Top information technology officials from a variety of government agencies identified cloud computing, mobile devices and edge technologies as the technologies that will be critical for accomplishing their missions in the future.

Luke McCormack, chief information officer, Justice Department, cited cloud-as-a-service as vital to the future. He urged industry to continue to push the barriers of stack computing, and he mentioned edge technology as an emerging technology. “Edge is going to be really critical to perform missions,” he said. He cited the Google Glass project as an indicator of what the future will bring.

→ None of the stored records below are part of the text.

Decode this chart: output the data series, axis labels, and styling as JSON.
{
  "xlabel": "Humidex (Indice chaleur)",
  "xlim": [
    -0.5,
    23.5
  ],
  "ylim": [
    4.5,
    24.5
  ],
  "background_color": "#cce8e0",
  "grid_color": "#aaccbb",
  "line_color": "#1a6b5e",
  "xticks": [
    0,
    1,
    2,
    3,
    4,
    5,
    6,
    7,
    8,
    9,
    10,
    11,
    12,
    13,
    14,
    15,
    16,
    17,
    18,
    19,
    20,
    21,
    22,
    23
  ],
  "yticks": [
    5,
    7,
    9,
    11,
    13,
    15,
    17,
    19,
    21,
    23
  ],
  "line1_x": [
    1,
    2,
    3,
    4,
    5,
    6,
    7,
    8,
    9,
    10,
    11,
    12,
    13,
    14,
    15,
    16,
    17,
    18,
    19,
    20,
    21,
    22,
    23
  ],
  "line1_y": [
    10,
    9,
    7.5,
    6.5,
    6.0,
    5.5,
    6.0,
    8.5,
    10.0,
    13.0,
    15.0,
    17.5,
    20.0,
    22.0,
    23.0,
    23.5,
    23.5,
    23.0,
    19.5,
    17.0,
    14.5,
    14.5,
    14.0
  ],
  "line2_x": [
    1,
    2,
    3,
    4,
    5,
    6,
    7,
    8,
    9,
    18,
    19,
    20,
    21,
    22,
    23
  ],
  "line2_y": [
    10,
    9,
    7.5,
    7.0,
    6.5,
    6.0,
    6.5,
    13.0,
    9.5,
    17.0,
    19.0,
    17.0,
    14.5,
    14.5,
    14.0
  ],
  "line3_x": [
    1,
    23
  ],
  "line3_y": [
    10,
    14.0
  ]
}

Mobility could be the future of training and simulation, suggested Sandy Peavy, chief information officer for the Federal Law Enforcement Training Center within the Department of Homeland Security (DHS). She revealed that her office is putting together a pilot program introducing tablet computers into the training environment, and ideally, she would like trainees to be able to access simulation on the mobile device of their choice. Peavy also reported that the Bureau of Alcohol, Tobacco, Firearms and Explosives is providing special agents with iPhones and experimenting with other devices. “If I’m going to be able to provide just-in-time training, then mobile technology is the key.”

Richard Spires, chief information officer for the Department of Homeland Security, also cited mobility as a key future trend, but he also brought up metadata tagging, saying that it helps to understand the data itself and to establish rules for who sees what information. Metadata tagging is especially important as the department grapples with privacy concerns.

Rob Mancini, chief technology officer for the District of Columbia, stressed the importance of data governance. “We can talk about cloud all we want, and we do use some of that technology, but we always have to focus on what data we’re talking about and how to capture, protect or correlate that data.” He explained that his office works with various kinds of data, much of which involves personal information. “When folks want to take that to the cloud, we have to know what that data is, what form it is in, when it’s at rest versus being transmitted, how we get at that data, and who is overseeing and sharing that data.”